A Assembleia Legislativa do Amazonas (Aleam) realizou, nesta quinta-feira (9/4), a Ordem do Dia com a análise de 18 matérias legislativas na pauta de votação. A sessão foi conduzida pelo presidente em exercício, deputado Adjuto Afonso (UNIÃO Brasil), e resultou na aprovação de propostas, especialmente nas áreas de saúde e valorização do servidor público.
Entre os destaques está o Projeto de Lei nº 191/2026, de autoria da Mesa Diretora, que concede reajuste no vencimento dos servidores ativos e inativos da Aleam, em cumprimento à data-base do Poder Legislativo. A proposta foi aprovada por unanimidade.
Psicóloga obstétrica
Também foi aprovado o Projeto de Lei nº 105/2025, de autoria da deputada Mayara Pinheiro Reis (Republicanos), que trata da presença de psicóloga obstétrica durante partos realizados no Amazonas.
A medida busca ampliar o cuidado com a saúde mental das gestantes, permitindo a presença facultativa dessas profissionais no momento do parto.

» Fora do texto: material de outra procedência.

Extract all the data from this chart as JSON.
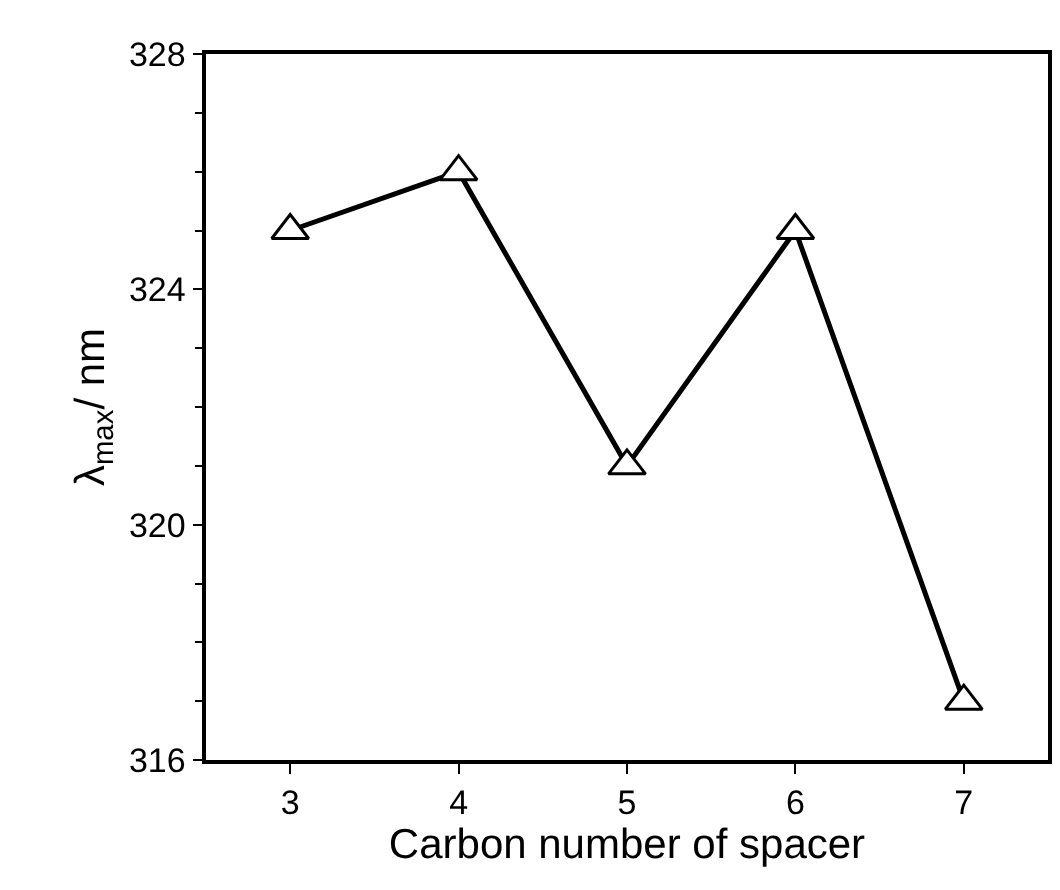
{
  "chart_data": {
    "type": "line",
    "xlabel": "Carbon number of spacer",
    "ylabel": "λ$_{max}$/ nm",
    "x": [
      3,
      4,
      5,
      6,
      7
    ],
    "series": [
      {
        "color": "#000000",
        "values": [
          325,
          326,
          321,
          325,
          317
        ]
      }
    ],
    "xlim": [
      2.5,
      7.5
    ],
    "xticks": [
      3,
      4,
      5,
      6,
      7
    ],
    "ylim": [
      316,
      328
    ],
    "yticks": [
      316,
      320,
      324,
      328
    ],
    "marker": "triangle",
    "line_style": "solid"
  }
}
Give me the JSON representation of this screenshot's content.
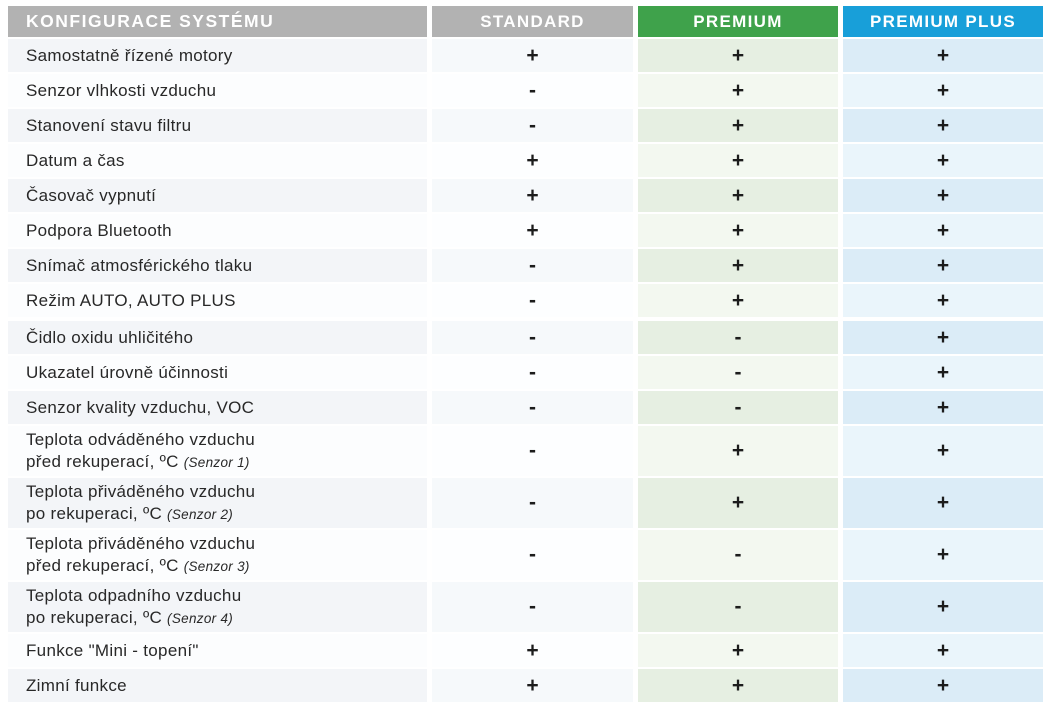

“O parto é um momento de grande importância não apenas física, mas também emocional. A presença de uma psicóloga contribui para reduzir o estresse e a ansiedade, tornando o ambiente mais acolhedor e favorecendo a experiência da mulher e os cuidados no pós-parto”, justificou a parlamentar.
Receitas médicas no SUS
Os deputados aprovaram ainda o Projeto de Lei nº 782/2024, de autoria do deputado Dr. Gomes (Podemos), que autoriza o Sistema Único de saúde (SUS) a aceitar receituários e encaminhamentos emitidos por médicos da REDE privada para exames e consultas.
Segundo o autor, a medida evita retrabalho e reduz a sobrecarga no sistema público.
“Hoje, muitos pacientes precisam passar por nova consulta no SUS apenas para validar encaminhamentos feitos na REDE privada, o que gera prejuízos tanto para o usuário quanto para o sistema”, destacou.
Síndrome de Guillain-Barré
De autoria da deputada Joana Darc (UNIÃO Brasil), o Projeto de Lei nº 773/2024 institui a Política Estadual de Proteção dos Direitos da Pessoa com Síndrome de Guillain-Barré.
A proposta prevê atenção integral aos pacientes, com diagnóstico precoce, tratamento especializado e acompanhamento multidisciplinar.
“A criação de uma política específica é essencial diante da gravidade e da rápida progressão da doença, que PODE causar fraqueza muscular e até paralisia”, afirmou a deputada.